Related Topics: #AI #LLM #Gemini 3 Pro #GPT-5.1 #Claude 4.5 #ARC-AGI-2 #multimodal data #visual comprehension #coding

Gemini 3 Pro’s numbers really stand out. Chiang told The Verge the model has a “clear lead” in coding, matching and creative writing, and its agentic coding skills “in many cases now surpass top coding models like Claude 4.5 and GPT-5.1.” It also topped the visual-comprehension chart. Still, the hype, those “Holy shit” memes and long-form write-ups, doesn’t automatically mean it will dominate the market.

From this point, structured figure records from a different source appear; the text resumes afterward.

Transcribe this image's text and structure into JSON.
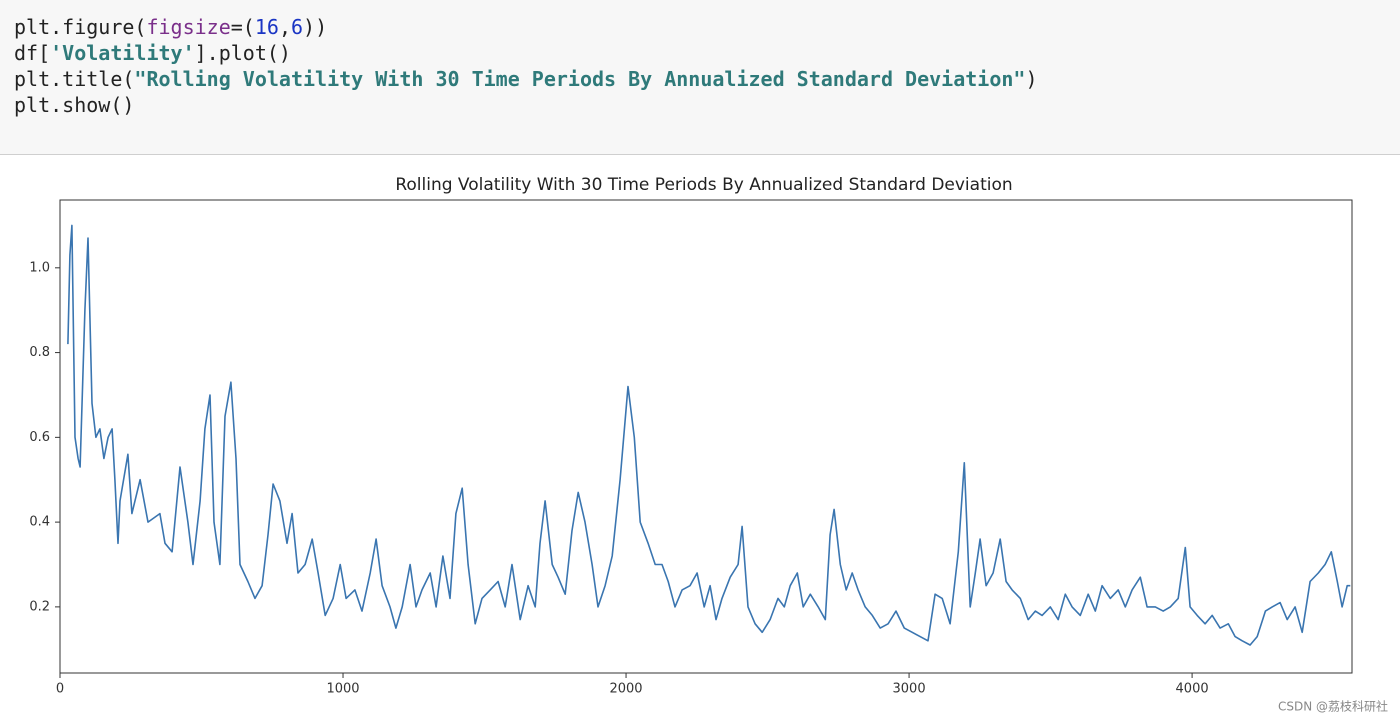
{
  "code": {
    "lines": [
      [
        "plt.figure(",
        "figsize",
        "=(",
        "16",
        ",",
        "6",
        "))"
      ],
      [
        "df[",
        "'Volatility'",
        "].plot()"
      ],
      [
        "plt.title(",
        "\"Rolling Volatility With 30 Time Periods By Annualized Standard Deviation\"",
        ")"
      ],
      [
        "plt.show()"
      ]
    ]
  },
  "chart_data": {
    "type": "line",
    "title": "Rolling Volatility With 30 Time Periods By Annualized Standard Deviation",
    "x": [
      28,
      35,
      42,
      53,
      64,
      71,
      88,
      99,
      113,
      127,
      141,
      155,
      170,
      184,
      194,
      205,
      212,
      240,
      254,
      283,
      311,
      353,
      371,
      396,
      424,
      452,
      470,
      495,
      512,
      530,
      544,
      565,
      583,
      604,
      622,
      636,
      664,
      689,
      714,
      735,
      753,
      777,
      802,
      820,
      841,
      866,
      891,
      912,
      937,
      965,
      990,
      1011,
      1042,
      1067,
      1096,
      1117,
      1138,
      1166,
      1187,
      1209,
      1237,
      1258,
      1279,
      1308,
      1329,
      1353,
      1378,
      1399,
      1421,
      1442,
      1467,
      1491,
      1520,
      1548,
      1573,
      1597,
      1626,
      1654,
      1679,
      1696,
      1714,
      1739,
      1760,
      1785,
      1809,
      1831,
      1855,
      1880,
      1901,
      1926,
      1951,
      1979,
      2007,
      2029,
      2050,
      2078,
      2103,
      2127,
      2149,
      2173,
      2198,
      2226,
      2251,
      2276,
      2297,
      2318,
      2339,
      2368,
      2396,
      2410,
      2431,
      2456,
      2481,
      2509,
      2537,
      2559,
      2580,
      2605,
      2626,
      2651,
      2679,
      2704,
      2721,
      2735,
      2757,
      2778,
      2799,
      2820,
      2845,
      2870,
      2898,
      2926,
      2954,
      2983,
      3011,
      3039,
      3067,
      3092,
      3117,
      3145,
      3174,
      3195,
      3216,
      3234,
      3251,
      3272,
      3297,
      3322,
      3343,
      3364,
      3393,
      3421,
      3446,
      3470,
      3499,
      3527,
      3552,
      3576,
      3605,
      3633,
      3658,
      3682,
      3711,
      3739,
      3764,
      3788,
      3817,
      3841,
      3870,
      3898,
      3923,
      3951,
      3976,
      3993,
      4018,
      4046,
      4071,
      4099,
      4128,
      4152,
      4177,
      4205,
      4230,
      4259,
      4283,
      4311,
      4336,
      4364,
      4389,
      4417,
      4446,
      4470,
      4492,
      4513,
      4530,
      4548,
      4559
    ],
    "series": [
      {
        "name": "Volatility",
        "color": "#3a75b0",
        "values": [
          0.82,
          1.03,
          1.1,
          0.6,
          0.55,
          0.53,
          0.9,
          1.07,
          0.68,
          0.6,
          0.62,
          0.55,
          0.6,
          0.62,
          0.5,
          0.35,
          0.45,
          0.56,
          0.42,
          0.5,
          0.4,
          0.42,
          0.35,
          0.33,
          0.53,
          0.4,
          0.3,
          0.45,
          0.62,
          0.7,
          0.4,
          0.3,
          0.65,
          0.73,
          0.55,
          0.3,
          0.26,
          0.22,
          0.25,
          0.37,
          0.49,
          0.45,
          0.35,
          0.42,
          0.28,
          0.3,
          0.36,
          0.28,
          0.18,
          0.22,
          0.3,
          0.22,
          0.24,
          0.19,
          0.28,
          0.36,
          0.25,
          0.2,
          0.15,
          0.2,
          0.3,
          0.2,
          0.24,
          0.28,
          0.2,
          0.32,
          0.22,
          0.42,
          0.48,
          0.3,
          0.16,
          0.22,
          0.24,
          0.26,
          0.2,
          0.3,
          0.17,
          0.25,
          0.2,
          0.35,
          0.45,
          0.3,
          0.27,
          0.23,
          0.38,
          0.47,
          0.4,
          0.3,
          0.2,
          0.25,
          0.32,
          0.5,
          0.72,
          0.6,
          0.4,
          0.35,
          0.3,
          0.3,
          0.26,
          0.2,
          0.24,
          0.25,
          0.28,
          0.2,
          0.25,
          0.17,
          0.22,
          0.27,
          0.3,
          0.39,
          0.2,
          0.16,
          0.14,
          0.17,
          0.22,
          0.2,
          0.25,
          0.28,
          0.2,
          0.23,
          0.2,
          0.17,
          0.37,
          0.43,
          0.3,
          0.24,
          0.28,
          0.24,
          0.2,
          0.18,
          0.15,
          0.16,
          0.19,
          0.15,
          0.14,
          0.13,
          0.12,
          0.23,
          0.22,
          0.16,
          0.33,
          0.54,
          0.2,
          0.28,
          0.36,
          0.25,
          0.28,
          0.36,
          0.26,
          0.24,
          0.22,
          0.17,
          0.19,
          0.18,
          0.2,
          0.17,
          0.23,
          0.2,
          0.18,
          0.23,
          0.19,
          0.25,
          0.22,
          0.24,
          0.2,
          0.24,
          0.27,
          0.2,
          0.2,
          0.19,
          0.2,
          0.22,
          0.34,
          0.2,
          0.18,
          0.16,
          0.18,
          0.15,
          0.16,
          0.13,
          0.12,
          0.11,
          0.13,
          0.19,
          0.2,
          0.21,
          0.17,
          0.2,
          0.14,
          0.26,
          0.28,
          0.3,
          0.33,
          0.26,
          0.2,
          0.25,
          0.25
        ]
      }
    ],
    "xlim": [
      0,
      4565
    ],
    "xticks": [
      0,
      1000,
      2000,
      3000,
      4000
    ],
    "ylim": [
      0.044,
      1.16
    ],
    "yticks": [
      0.2,
      0.4,
      0.6,
      0.8,
      {
        "value": 1,
        "label": "1.0"
      }
    ],
    "grid": false
  },
  "watermark": "CSDN @荔枝科研社"
}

Users haven’t dumped other models yet, and the article points out that rivals are still “wowing” observers. I’m not sure the lead will hold; other systems could close the gap as they iterate. The report calls the advantage “for now,” which leaves the longer-term outlook fuzzy.

While the leaderboard puts Gemini 3 Pro ahead, adoption trends are still shifting. Bottom line: the data shows a measurable edge, but whether that edge survives real-world use cases remains unclear.

Common Questions Answered

What professional tasks does Gemini 3 Pro lead in according to the benchmark?

Gemini 3 Pro emerged ahead of its peers in three core professional tasks: writing code, matching patterns, and generating creative prose. These categories align with the daily workloads of developers, analysts, and content creators who rely on AI.

How does Gemini 3 Pro's agentic coding ability compare to Claude 4.5 and GPT‑5.1?

According to Google’s AI team, Gemini 3 Pro’s agentic coding abilities "in many cases now surpass" top coding models like Claude 4.5 and GPT‑5.1. This suggests it can generate and execute code more effectively than those competing models in benchmark tests.

What milestone did Gemini 3 Pro achieve on the platform's text leaderboard?

Gemini 3 Pro was the first model to exceed a score of approximately 1500 on the platform's text leaderboard, marking a significant performance breakthrough. This high score reflects its strong capabilities across text‑based tasks.

Does Gemini 3 Pro's lead in visual comprehension guarantee market dominance?

While Gemini 3 Pro claimed the top spot on visual comprehension benchmarks, the article notes that this hype does not automatically translate into market dominance. Users are still employing other models, and rivals remain competitive despite Gemini's strong performance.